WATERVILLE – The wail was expected to fill the air, shock those who were not prepared, and cause hands to clasp over ears. But the first test of Colby College’s early warning siren fell a bit short Wednesday morning: The sound emitted was more like an injured loon.
“We learned a lot today,” Steven Collins of the college’s communications department admitted. He said a series of batteries within the siren had run down, and once that problem was corrected, the siren worked as expected.
Colby’s purchase and installation of the early warning system was prompted by school shootings across the country and a tragedy of its own.
A 21-year-old Colby senior, Dawn Rossignol of Medway, was abducted from campus in 2003 and brutally murdered a short distance away. The man accused of killing her, Edward Hackett, pleaded guilty and is serving a life sentence plus 90 years in prison.
There is no indication that a safety siren would have played any role in the Rossignal incident, but the school wanted to expand its ability to alert students, faculty, visitors and the surrounding community about potential life-threatening emergencies.
“It’s the sound we hope we never hear again,” Ruth Jacobs, director of communications, said.
During the Cold War, virtually every city had a siren to warn citizens of a nuclear attack.

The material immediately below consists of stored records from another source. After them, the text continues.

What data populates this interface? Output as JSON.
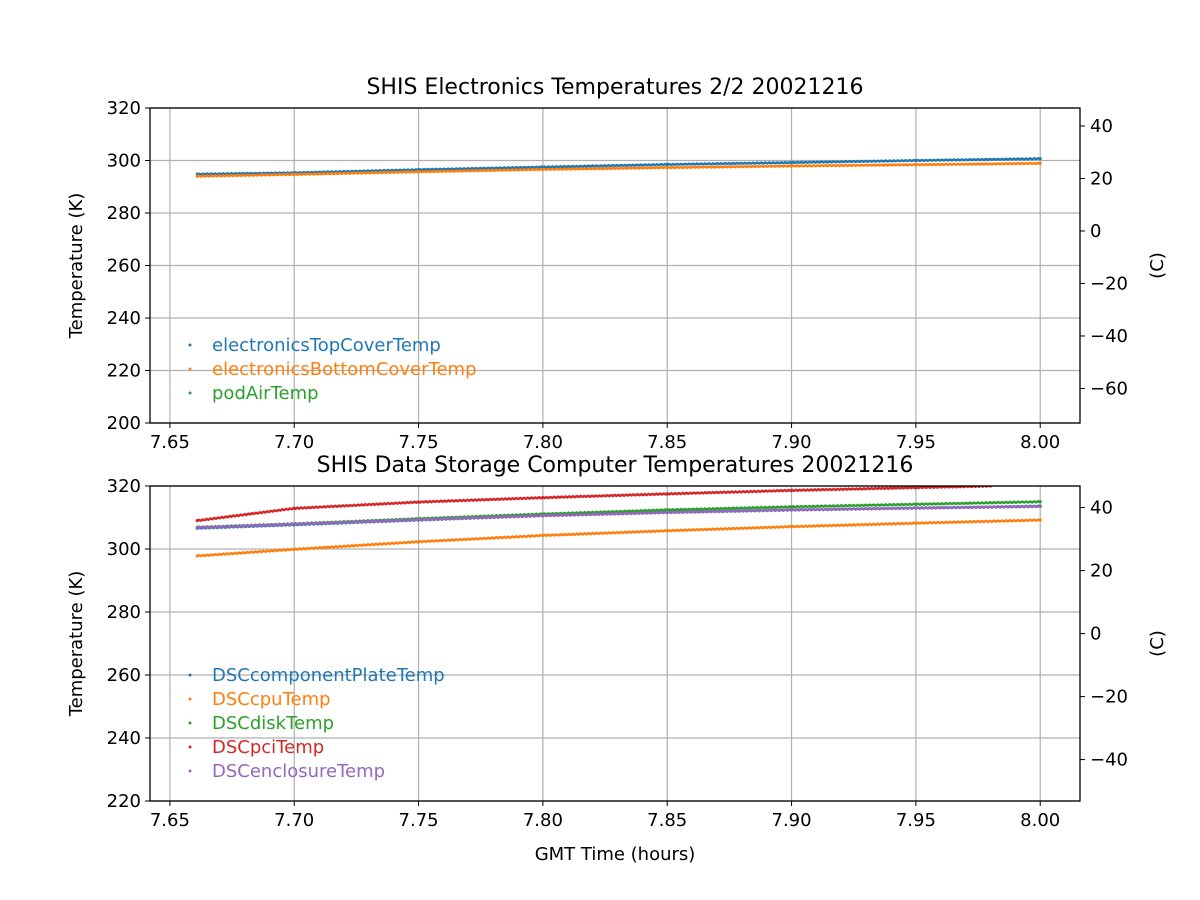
{
  "chart_data": [
    {
      "type": "scatter",
      "title": "SHIS Electronics Temperatures 2/2 20021216",
      "xlabel": "",
      "ylabel": "Temperature (K)",
      "ylabel_right": "(C)",
      "xlim": [
        7.642,
        8.016
      ],
      "ylim": [
        200,
        320
      ],
      "ylim_right_C": [
        -73.15,
        46.85
      ],
      "xticks": [
        7.65,
        7.7,
        7.75,
        7.8,
        7.85,
        7.9,
        7.95,
        8.0
      ],
      "xtick_labels": [
        "7.65",
        "7.70",
        "7.75",
        "7.80",
        "7.85",
        "7.90",
        "7.95",
        "8.00"
      ],
      "yticks": [
        200,
        220,
        240,
        260,
        280,
        300,
        320
      ],
      "ytick_labels": [
        "200",
        "220",
        "240",
        "260",
        "280",
        "300",
        "320"
      ],
      "yticks_right": [
        -60,
        -40,
        -20,
        0,
        20,
        40
      ],
      "ytick_labels_right": [
        "−60",
        "−40",
        "−20",
        "0",
        "20",
        "40"
      ],
      "grid": true,
      "legend": "lower-left",
      "series": [
        {
          "name": "electronicsTopCoverTemp",
          "color": "#1f77b4",
          "x": [
            7.661,
            7.7,
            7.75,
            7.8,
            7.85,
            7.9,
            7.95,
            8.0
          ],
          "y": [
            294.8,
            295.3,
            296.5,
            297.5,
            298.5,
            299.2,
            300.0,
            300.7
          ]
        },
        {
          "name": "electronicsBottomCoverTemp",
          "color": "#ff7f0e",
          "x": [
            7.661,
            7.7,
            7.75,
            7.8,
            7.85,
            7.9,
            7.95,
            8.0
          ],
          "y": [
            294.0,
            294.7,
            295.7,
            296.6,
            297.3,
            297.9,
            298.4,
            298.9
          ]
        },
        {
          "name": "podAirTemp",
          "color": "#2ca02c",
          "x": [],
          "y": []
        }
      ]
    },
    {
      "type": "scatter",
      "title": "SHIS Data Storage Computer Temperatures 20021216",
      "xlabel": "GMT Time (hours)",
      "ylabel": "Temperature (K)",
      "ylabel_right": "(C)",
      "xlim": [
        7.642,
        8.016
      ],
      "ylim": [
        220,
        320
      ],
      "ylim_right_C": [
        -53.15,
        46.85
      ],
      "xticks": [
        7.65,
        7.7,
        7.75,
        7.8,
        7.85,
        7.9,
        7.95,
        8.0
      ],
      "xtick_labels": [
        "7.65",
        "7.70",
        "7.75",
        "7.80",
        "7.85",
        "7.90",
        "7.95",
        "8.00"
      ],
      "yticks": [
        220,
        240,
        260,
        280,
        300,
        320
      ],
      "ytick_labels": [
        "220",
        "240",
        "260",
        "280",
        "300",
        "320"
      ],
      "yticks_right": [
        -40,
        -20,
        0,
        20,
        40
      ],
      "ytick_labels_right": [
        "−40",
        "−20",
        "0",
        "20",
        "40"
      ],
      "grid": true,
      "legend": "lower-left",
      "series": [
        {
          "name": "DSCcomponentPlateTemp",
          "color": "#1f77b4",
          "x": [
            7.661,
            7.7,
            7.75,
            7.8,
            7.85,
            7.9,
            7.95,
            8.0
          ],
          "y": [
            306.6,
            307.7,
            309.2,
            310.6,
            311.6,
            312.4,
            313.0,
            313.6
          ]
        },
        {
          "name": "DSCcpuTemp",
          "color": "#ff7f0e",
          "x": [
            7.661,
            7.7,
            7.75,
            7.8,
            7.85,
            7.9,
            7.95,
            8.0
          ],
          "y": [
            297.8,
            299.9,
            302.3,
            304.3,
            305.8,
            307.1,
            308.2,
            309.2
          ]
        },
        {
          "name": "DSCdiskTemp",
          "color": "#2ca02c",
          "x": [
            7.661,
            7.7,
            7.75,
            7.8,
            7.85,
            7.9,
            7.95,
            8.0
          ],
          "y": [
            306.9,
            308.0,
            309.6,
            311.1,
            312.4,
            313.4,
            314.2,
            315.0
          ]
        },
        {
          "name": "DSCpciTemp",
          "color": "#d62728",
          "x": [
            7.661,
            7.7,
            7.75,
            7.8,
            7.85,
            7.9,
            7.95,
            7.98
          ],
          "y": [
            309.0,
            312.9,
            314.9,
            316.3,
            317.5,
            318.6,
            319.5,
            320.0
          ]
        },
        {
          "name": "DSCenclosureTemp",
          "color": "#9467bd",
          "x": [
            7.661,
            7.7,
            7.75,
            7.8,
            7.85,
            7.9,
            7.95,
            8.0
          ],
          "y": [
            306.8,
            307.9,
            309.3,
            310.6,
            311.6,
            312.4,
            313.0,
            313.5
          ]
        }
      ]
    }
  ]
}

Sirens could be heard every Saturday at noon when the system was tested.
Today those sirens are in museums, replaced by modern sirens that warn of tornadoes, floods and other severe weather conditions.

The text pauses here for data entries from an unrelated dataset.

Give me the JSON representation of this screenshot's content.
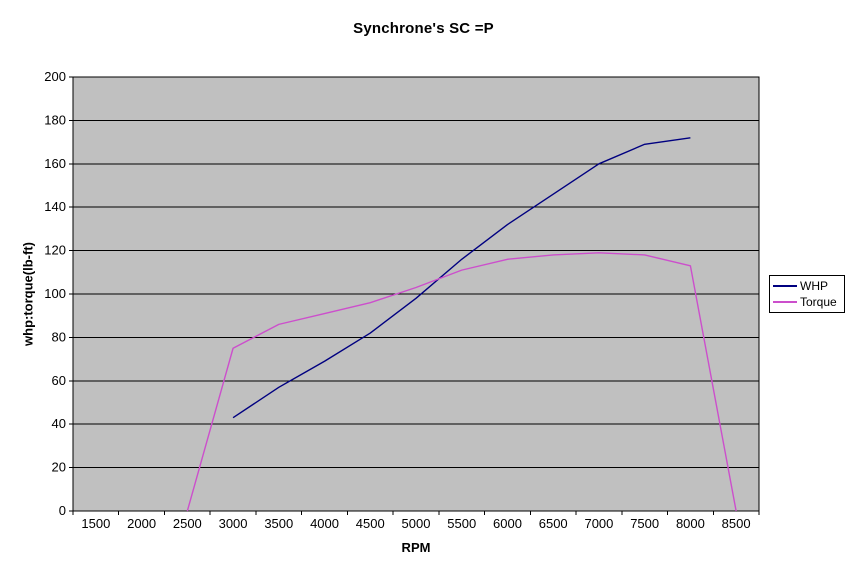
{
  "chart_data": {
    "type": "line",
    "title": "Synchrone's SC =P",
    "xlabel": "RPM",
    "ylabel": "whp:torque(lb-ft)",
    "categories": [
      1500,
      2000,
      2500,
      3000,
      3500,
      4000,
      4500,
      5000,
      5500,
      6000,
      6500,
      7000,
      7500,
      8000,
      8500
    ],
    "ylim": [
      0,
      200
    ],
    "y_tick_step": 20,
    "grid": "horizontal",
    "legend_position": "right",
    "colors": {
      "plot_bg": "#c0c0c0",
      "gridline": "#000000",
      "axis": "#000000",
      "outer_bg": "#ffffff",
      "legend_border": "#000000"
    },
    "series": [
      {
        "name": "WHP",
        "color": "#000080",
        "values": [
          null,
          null,
          null,
          43,
          57,
          69,
          82,
          98,
          116,
          132,
          146,
          160,
          169,
          172,
          null
        ]
      },
      {
        "name": "Torque",
        "color": "#cc4fcc",
        "values": [
          null,
          null,
          0,
          75,
          86,
          91,
          96,
          103,
          111,
          116,
          118,
          119,
          118,
          113,
          0
        ]
      }
    ]
  }
}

At Colby, Jacobs said the siren’s wail can be heard at least two miles away from its location on a hill behind the school’s chapel and near a former water tower.
Collins said staff members were positioned at various points across campus and reports were still being compiled about where the siren was heard.
Colby already has a cell phone and e-mail alert system that works quite well, Jacobs said. “This will augment what we currently are using,” she said. “We have had lots of discussions about when to use the siren versus the cell phone alert, but basically, students will be instructed by the siren to seek shelter, get inside and lock the doors until further instructions arrive.”
The siren was purchased from the former Maine Yankee nuclear power station in Newcastle and cost about $8,000. It was one of five, but Jacobs said the school needed only one. “We didn’t need that kind of power.”
She said the system will be tested again in April.
Jacobs said that except for infrequent, planned tests, the siren will be used only in the event of an actual threat of violence, environmental danger or other threat to public safety.